Reviewed on Wednesday 8th October 2014
As soon as the announcement was made that Jamie Lloyd would be at the helm of the stage musical adaptation of The Commitments, my heart exploded with anticipation. As a child of soul, growing up watching the iconic movie version of Roddy Doyle's gritty and hilarious novel and obsessing over the characters and music so much that I started a soul band of my own when I was 17, it had always baffled me why it had not been done before.
Now officially hitting its first birthday, The Commitments seems to still be going strong, packing out London's ginormous Palace Theatre night after night and raising its roof with the sounds of the greats, such as Ottis Redding, Aretha Franklin and Wilson Pickett.

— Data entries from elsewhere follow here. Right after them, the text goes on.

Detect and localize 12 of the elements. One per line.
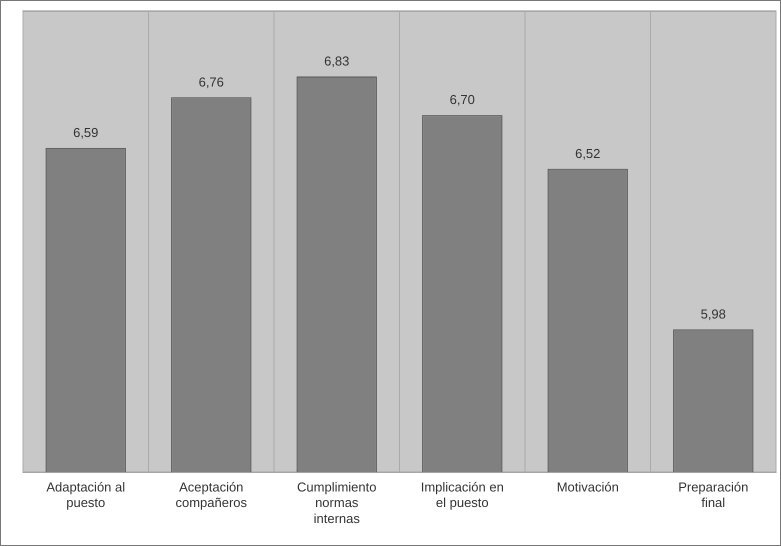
data-label: 6,59 — [73, 124, 98, 140]
x-tick-label: Aceptación compañeros — [175, 480, 248, 510]
data-label: 6,52 — [575, 146, 600, 161]
x-tick-label: Motivación — [556, 480, 619, 495]
data-label: 6,76 — [198, 74, 224, 90]
x-tick-label: Adaptación al puesto — [46, 480, 126, 510]
data-label: 5,98 — [700, 306, 726, 322]
x-tick-label: Preparación final — [678, 480, 748, 510]
x-tick-label: Cumplimiento normas internas — [297, 480, 376, 526]
data-label: 6,83 — [324, 54, 350, 69]
x-tick-label: Implicación en el puesto — [420, 480, 504, 510]
data-label: 6,70 — [450, 92, 475, 108]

The story follows Jimmy (Denis Grindel), a music lover and band manager, living with his parents in urban Southern Ireland as he works to put together the hottest new band around. After a series of comically bad auditionees pass by his doorway to sing their hardest down the hall, Jimmy finds the men and women who have what it takes, led by the powerhouse voice of Declan 'Decco' Cuffe (Brian Gilligan). Under the mentorship of Joey 'The Lips' the band quickly go from shite to shine until the tensions of love, lust and ego grow to breaking point.
Gilligan's Deco manages to pull off being totally irritating but completely loveable with ease, stealing every scene he's in. His big voice, however impressive, somehow seems to just fall short by always sounding musical theatre rather than being gritty with soul, but this is the only chink in Lloyd's otherwise slick production.
Soutra Gilmour's intricate design leaps into the two worlds of urban Dublin and live music, creating a mind blowing set that hypnotises like a giant Rubik's cube constantly changing. The attention to detail on all corners will offer the audience a whole world of depth to get lost in. Finally Alan Williams' arrangements does the difficult job of taking well known songs and delivering them so they feel both recognisable and fresh at the same time.
The Commitments is not a musical in the strictest sense, but a play with music which will help attract those who may shun the world of musical theatre, and whilst Doyle's characters are funny there is little depth to be had here, but that is not what this is about. The Commitments is a fun night out which will have you up and dancing in the aisles so, if for no other reason, go and dance and sing and clap your working class hands along to the hardest working cast in town.